Entre los pasajeros, algunas caras ya se veían preocupadas, otras exultantes, eufóricas; hablaban sin temor de que volvía el orden y la decencia a la Argentina, de que se iba a morir el perro y a acabar la rabia, y de que este pueblo volvería a gozar de la paz que nunca habría debido perder por obra de los «políticos corruptos y mentirosos».

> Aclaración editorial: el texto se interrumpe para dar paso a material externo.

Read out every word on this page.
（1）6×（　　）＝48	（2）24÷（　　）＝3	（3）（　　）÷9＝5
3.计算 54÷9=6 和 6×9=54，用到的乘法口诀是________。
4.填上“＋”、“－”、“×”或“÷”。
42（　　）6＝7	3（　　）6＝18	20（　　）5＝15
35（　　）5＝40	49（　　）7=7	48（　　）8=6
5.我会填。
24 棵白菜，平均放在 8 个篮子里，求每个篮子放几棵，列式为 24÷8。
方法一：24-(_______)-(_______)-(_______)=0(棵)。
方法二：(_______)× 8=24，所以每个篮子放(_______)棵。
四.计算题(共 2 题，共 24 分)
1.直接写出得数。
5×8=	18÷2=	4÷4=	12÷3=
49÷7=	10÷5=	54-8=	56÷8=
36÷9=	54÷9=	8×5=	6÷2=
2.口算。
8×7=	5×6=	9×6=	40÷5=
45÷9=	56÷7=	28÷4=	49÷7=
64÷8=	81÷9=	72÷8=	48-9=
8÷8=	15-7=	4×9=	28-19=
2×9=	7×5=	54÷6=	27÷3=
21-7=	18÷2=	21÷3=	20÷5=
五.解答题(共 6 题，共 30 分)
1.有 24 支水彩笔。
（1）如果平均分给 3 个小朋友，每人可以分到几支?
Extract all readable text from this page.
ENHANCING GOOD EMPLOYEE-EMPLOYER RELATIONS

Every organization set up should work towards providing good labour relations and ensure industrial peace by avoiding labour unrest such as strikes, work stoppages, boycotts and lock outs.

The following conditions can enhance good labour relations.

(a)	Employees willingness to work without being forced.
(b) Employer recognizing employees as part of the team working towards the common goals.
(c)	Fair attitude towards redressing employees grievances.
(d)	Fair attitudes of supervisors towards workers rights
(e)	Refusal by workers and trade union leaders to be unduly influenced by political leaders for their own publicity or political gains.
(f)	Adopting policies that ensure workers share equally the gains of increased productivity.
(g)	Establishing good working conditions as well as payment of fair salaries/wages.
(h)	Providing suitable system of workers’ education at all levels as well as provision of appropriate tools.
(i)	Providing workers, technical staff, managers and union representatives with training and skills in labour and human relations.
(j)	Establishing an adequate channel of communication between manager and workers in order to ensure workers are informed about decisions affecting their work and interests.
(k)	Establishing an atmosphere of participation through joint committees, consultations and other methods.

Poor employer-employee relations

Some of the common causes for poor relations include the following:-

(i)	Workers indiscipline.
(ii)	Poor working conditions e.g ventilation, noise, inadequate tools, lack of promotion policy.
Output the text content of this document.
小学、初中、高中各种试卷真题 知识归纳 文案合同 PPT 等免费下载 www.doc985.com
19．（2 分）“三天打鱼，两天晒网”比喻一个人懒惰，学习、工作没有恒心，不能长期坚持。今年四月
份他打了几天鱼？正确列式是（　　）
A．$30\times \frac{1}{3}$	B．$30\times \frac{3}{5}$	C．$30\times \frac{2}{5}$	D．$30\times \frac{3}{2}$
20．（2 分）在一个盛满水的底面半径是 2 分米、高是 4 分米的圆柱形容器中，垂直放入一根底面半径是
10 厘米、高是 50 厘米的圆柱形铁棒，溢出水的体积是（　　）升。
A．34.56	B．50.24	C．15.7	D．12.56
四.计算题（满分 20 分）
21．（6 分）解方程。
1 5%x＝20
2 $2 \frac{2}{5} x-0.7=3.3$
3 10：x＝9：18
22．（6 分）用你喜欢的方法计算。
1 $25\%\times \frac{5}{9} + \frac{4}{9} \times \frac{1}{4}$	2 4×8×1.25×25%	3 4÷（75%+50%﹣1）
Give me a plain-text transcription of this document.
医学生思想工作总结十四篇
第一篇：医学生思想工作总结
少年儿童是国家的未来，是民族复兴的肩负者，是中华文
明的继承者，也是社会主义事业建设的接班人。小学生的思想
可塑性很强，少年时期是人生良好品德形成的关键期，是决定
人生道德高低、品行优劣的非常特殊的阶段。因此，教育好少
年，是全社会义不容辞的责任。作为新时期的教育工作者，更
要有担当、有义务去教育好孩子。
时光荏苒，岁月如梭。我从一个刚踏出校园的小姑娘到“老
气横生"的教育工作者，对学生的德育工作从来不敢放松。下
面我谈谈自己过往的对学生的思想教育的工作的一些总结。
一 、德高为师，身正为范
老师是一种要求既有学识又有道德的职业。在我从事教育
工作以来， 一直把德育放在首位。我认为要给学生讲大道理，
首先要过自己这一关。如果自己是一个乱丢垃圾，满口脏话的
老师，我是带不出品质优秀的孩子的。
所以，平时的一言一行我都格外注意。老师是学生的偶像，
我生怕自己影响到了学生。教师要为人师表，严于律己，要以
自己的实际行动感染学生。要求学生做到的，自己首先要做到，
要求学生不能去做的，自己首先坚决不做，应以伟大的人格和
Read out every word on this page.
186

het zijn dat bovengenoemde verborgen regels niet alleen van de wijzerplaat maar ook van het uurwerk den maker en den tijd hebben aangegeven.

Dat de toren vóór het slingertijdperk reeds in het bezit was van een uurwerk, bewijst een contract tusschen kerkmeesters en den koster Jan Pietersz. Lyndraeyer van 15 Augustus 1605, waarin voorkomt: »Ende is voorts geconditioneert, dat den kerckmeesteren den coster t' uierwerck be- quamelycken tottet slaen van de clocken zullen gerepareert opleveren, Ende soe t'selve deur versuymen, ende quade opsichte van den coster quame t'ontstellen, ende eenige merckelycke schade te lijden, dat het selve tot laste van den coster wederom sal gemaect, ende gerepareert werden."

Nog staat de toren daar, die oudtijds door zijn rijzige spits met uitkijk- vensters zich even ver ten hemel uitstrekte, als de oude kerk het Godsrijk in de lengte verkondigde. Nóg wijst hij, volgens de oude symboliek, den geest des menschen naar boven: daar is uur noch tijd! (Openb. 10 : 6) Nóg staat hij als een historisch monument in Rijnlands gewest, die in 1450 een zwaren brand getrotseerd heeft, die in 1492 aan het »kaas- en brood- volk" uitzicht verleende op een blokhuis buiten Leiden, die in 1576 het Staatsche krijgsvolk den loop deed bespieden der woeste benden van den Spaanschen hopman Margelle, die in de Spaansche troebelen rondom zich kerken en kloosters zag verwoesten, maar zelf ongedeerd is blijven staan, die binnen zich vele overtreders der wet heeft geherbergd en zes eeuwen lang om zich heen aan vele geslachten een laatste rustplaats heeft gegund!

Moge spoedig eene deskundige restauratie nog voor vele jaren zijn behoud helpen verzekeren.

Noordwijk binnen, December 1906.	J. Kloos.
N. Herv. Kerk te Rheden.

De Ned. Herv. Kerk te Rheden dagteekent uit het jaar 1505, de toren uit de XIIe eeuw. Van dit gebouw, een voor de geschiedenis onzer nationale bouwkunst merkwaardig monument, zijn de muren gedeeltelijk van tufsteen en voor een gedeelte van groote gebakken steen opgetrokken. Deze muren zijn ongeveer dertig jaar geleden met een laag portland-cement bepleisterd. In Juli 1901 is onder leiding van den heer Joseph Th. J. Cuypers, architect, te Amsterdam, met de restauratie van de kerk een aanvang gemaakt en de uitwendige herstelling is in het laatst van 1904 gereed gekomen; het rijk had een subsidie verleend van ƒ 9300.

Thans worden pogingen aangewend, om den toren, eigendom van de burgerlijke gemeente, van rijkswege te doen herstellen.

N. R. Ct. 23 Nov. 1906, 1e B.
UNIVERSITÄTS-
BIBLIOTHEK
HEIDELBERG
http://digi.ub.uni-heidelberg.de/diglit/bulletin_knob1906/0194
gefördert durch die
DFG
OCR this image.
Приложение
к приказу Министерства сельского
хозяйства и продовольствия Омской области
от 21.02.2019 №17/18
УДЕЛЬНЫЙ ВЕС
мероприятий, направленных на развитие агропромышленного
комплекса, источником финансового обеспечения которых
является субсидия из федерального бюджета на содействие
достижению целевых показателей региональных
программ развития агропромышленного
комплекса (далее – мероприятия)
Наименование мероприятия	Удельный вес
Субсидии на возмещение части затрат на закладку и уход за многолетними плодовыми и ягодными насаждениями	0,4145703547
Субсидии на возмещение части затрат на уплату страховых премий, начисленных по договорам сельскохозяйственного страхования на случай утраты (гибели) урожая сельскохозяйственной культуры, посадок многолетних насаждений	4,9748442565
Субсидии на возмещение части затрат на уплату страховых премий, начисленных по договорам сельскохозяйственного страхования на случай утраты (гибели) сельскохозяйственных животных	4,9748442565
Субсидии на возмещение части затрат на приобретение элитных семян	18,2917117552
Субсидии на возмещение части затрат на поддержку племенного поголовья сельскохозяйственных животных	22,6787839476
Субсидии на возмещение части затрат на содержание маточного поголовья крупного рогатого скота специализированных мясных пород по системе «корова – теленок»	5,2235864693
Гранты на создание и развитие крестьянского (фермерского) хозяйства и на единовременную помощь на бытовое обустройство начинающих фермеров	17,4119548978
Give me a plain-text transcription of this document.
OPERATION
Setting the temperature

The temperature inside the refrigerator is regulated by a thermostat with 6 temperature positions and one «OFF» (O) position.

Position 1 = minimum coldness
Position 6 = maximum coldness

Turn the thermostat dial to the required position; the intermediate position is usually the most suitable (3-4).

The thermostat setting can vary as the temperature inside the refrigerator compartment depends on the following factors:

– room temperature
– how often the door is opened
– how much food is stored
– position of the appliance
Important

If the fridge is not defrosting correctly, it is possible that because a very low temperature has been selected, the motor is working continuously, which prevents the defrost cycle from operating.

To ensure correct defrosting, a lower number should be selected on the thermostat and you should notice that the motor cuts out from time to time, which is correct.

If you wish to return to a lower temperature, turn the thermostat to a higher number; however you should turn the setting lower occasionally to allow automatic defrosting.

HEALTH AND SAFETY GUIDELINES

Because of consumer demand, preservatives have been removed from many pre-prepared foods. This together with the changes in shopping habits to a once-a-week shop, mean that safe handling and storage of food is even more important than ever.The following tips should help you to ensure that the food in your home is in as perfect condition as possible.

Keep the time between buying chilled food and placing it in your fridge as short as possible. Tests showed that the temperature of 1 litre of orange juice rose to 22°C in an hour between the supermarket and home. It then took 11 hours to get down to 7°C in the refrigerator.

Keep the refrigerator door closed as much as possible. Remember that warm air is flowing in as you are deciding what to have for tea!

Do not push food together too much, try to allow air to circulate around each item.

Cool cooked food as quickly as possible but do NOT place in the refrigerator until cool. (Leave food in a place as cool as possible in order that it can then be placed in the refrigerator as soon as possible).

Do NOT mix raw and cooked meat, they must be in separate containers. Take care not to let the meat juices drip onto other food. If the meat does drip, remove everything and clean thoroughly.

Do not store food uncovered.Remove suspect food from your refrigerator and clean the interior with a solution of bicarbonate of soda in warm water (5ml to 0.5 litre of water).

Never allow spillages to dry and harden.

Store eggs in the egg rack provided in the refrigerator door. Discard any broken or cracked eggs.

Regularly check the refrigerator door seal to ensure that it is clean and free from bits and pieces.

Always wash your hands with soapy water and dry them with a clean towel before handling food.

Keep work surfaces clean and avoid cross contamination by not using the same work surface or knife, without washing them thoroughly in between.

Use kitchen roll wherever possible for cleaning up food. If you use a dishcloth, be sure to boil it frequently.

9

De nuevo en el camino, el chofer prendió la radio del ómnibus y ella se aseguró de que llevaba el bolso de lona azul. En eso sonó un tango y Berta, a quien nunca le había gustado el tango, sintió cómo esa melodía la aplastaba contra el asiento y le abría un surco en el corazón, porque Jorge Sobral cantaba acompañado por un solo de violín «Fuimos»:

Fuimos la esperanza

que no llega y que no alcanza,

que no puede vislumbrar su tarde mansa,

fuimos el viajero que no implora,

que no reza, que no llora,

que se echó a morir.

Y cerró la boca, porque no iba a hablar más de lo que fue, ni de lo que «fuimos», porque nunca más iba a ser nada, con nadie; … a menos que apareciera el ángel, ese ángel que le dijo su madre, que la despertara y le asegurara que todo esto era un sueño, una mala noche de pesadillas; que Tucumán embriagaba de azahares y que ahí estaba Atilio, como todas las tardes, esperándola a la salida de las clases, en la Central; ella se soltaría el pelo y lo sacudiría a los costados para parecer más grande, y él simplemente le diría: —¡Nena!

Pero el ómnibus seguía tragándose el camino. Entonces hizo una mueca agria que el vidrio de la ventanilla le devolvió y se dijo: «Pobre mi Vieja».